As I continue to look back at some of the greatest lessons I learned over the course of the semester the first that comes to mind is tolerance. I would consider myself a very tolerant person in general, as I think we all hope to be, but this experience teaches you so much about so many different cultures and types of people that it almost forces you to be even more accepting. I believe that notion of tolerance and acceptance can only make you a better human being because by learning about our differences, we begin to realize how truly similar we all are. There are a few intrinsic things, like love and
relationships, that all humans experience and you learn that when traveling to new places and meeting new people. It causes you to question the nature of society that aims to tear us apart and point out what makes us different. It is perhaps unfortunate that it took this grand experience for that lesson to become so visible but it is a valuable one nonetheless.

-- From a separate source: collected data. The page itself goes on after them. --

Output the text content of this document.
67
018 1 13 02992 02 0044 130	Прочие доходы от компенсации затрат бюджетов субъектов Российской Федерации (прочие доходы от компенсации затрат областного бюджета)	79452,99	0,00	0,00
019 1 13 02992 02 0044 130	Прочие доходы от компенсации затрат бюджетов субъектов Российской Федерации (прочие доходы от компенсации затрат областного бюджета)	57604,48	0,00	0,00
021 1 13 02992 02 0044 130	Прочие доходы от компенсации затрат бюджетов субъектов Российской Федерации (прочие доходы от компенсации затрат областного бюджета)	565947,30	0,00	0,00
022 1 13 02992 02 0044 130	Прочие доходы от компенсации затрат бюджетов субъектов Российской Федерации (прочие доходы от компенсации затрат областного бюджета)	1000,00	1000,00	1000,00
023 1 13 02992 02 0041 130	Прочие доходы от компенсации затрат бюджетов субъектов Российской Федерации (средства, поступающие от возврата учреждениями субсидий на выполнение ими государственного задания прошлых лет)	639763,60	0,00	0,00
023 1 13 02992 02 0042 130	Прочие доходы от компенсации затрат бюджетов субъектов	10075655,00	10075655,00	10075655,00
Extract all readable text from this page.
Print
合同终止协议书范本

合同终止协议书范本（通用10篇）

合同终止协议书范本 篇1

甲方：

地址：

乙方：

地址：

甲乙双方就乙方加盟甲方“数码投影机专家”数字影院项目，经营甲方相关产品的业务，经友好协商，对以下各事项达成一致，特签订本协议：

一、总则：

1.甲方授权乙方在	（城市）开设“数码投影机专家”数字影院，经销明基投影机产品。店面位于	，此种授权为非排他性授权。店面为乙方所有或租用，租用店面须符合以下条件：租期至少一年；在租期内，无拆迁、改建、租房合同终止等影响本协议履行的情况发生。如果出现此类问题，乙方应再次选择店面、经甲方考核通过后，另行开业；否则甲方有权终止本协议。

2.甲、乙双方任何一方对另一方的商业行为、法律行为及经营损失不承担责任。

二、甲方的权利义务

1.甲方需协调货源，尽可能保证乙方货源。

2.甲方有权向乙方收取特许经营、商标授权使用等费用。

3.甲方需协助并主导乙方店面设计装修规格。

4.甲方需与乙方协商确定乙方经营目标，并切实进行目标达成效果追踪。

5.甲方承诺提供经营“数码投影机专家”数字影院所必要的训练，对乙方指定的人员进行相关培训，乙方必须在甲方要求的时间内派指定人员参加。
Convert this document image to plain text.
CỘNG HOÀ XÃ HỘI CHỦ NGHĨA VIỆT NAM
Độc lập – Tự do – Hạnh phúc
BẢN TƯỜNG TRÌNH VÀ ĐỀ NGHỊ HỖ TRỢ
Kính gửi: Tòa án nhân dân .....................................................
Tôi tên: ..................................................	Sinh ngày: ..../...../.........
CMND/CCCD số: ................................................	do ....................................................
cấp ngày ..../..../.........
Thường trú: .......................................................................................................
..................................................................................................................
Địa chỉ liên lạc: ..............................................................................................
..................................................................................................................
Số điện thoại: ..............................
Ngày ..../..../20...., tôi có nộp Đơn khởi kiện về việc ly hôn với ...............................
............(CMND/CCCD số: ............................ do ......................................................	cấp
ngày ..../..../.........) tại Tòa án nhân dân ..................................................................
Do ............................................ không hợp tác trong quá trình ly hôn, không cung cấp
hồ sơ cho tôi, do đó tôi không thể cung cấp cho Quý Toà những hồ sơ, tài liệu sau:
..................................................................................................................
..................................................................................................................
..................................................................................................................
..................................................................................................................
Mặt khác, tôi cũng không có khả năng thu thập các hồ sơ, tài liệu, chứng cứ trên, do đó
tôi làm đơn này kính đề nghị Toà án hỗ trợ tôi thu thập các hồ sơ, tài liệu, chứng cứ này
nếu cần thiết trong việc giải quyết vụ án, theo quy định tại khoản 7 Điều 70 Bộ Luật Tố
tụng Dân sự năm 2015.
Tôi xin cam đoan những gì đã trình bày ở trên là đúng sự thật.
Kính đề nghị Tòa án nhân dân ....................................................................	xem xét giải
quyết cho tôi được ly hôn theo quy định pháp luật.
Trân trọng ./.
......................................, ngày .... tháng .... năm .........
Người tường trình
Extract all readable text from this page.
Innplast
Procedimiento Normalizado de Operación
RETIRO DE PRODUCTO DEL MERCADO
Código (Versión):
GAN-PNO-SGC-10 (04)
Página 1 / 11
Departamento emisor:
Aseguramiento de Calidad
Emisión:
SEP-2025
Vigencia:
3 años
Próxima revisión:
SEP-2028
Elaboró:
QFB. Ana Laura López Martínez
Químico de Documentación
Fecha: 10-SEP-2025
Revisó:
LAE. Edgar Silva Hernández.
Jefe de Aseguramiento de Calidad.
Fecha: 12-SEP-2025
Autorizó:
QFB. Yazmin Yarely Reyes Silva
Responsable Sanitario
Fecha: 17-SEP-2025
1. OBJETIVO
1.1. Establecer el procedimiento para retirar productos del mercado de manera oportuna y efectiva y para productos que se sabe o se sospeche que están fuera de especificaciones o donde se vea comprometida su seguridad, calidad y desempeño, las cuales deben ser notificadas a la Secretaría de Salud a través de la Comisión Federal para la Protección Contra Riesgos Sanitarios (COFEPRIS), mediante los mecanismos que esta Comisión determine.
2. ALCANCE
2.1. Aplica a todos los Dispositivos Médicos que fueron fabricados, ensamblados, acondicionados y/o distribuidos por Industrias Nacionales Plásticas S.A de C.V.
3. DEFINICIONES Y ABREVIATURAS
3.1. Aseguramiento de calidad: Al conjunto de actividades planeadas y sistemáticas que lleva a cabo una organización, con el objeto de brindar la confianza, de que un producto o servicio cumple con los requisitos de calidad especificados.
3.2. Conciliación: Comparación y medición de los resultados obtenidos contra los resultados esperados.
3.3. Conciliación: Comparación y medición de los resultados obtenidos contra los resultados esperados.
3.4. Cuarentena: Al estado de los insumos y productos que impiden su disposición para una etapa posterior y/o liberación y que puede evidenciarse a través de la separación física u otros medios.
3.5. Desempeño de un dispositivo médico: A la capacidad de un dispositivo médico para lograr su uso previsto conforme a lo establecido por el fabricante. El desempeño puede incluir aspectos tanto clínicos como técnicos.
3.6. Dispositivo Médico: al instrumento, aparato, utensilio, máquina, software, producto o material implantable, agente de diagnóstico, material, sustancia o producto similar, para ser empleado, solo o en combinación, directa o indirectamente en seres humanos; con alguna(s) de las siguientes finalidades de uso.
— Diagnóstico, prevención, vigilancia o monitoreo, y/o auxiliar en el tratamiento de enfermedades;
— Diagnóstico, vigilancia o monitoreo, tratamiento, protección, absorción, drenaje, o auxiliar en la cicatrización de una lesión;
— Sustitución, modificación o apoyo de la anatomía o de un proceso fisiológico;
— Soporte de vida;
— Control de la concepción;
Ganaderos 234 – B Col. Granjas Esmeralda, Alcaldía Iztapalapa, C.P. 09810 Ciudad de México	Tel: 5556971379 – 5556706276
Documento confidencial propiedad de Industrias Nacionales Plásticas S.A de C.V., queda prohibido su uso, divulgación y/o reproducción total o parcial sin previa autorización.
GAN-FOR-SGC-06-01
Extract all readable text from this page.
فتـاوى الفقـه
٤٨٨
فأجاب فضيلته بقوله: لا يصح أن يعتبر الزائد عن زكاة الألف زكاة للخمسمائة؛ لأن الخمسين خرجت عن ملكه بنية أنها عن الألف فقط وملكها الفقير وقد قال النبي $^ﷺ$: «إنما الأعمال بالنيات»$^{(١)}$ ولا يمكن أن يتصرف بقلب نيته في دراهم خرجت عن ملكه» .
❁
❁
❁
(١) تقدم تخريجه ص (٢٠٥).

Another thing I am going to take away from my time abroad is the value of personal challenge and personal reflection. In the craziness of the Michigan lifestyle it often becomes hard to take time to step back and listen to yourself. While I was abroad, the stress level was far lower and I was able to use that time to challenge myself in different ways. I had to become more independent and confident in my decisions while traveling and I also was able to think about my life and where I was and what I wanted to get out of it. I think that kind of reflection is vitally important to self-growth and I am so glad I was able to have that experience. Thank you Prague for the incredible memories, friends, sights, and an experience I’ll always hold close to my heart.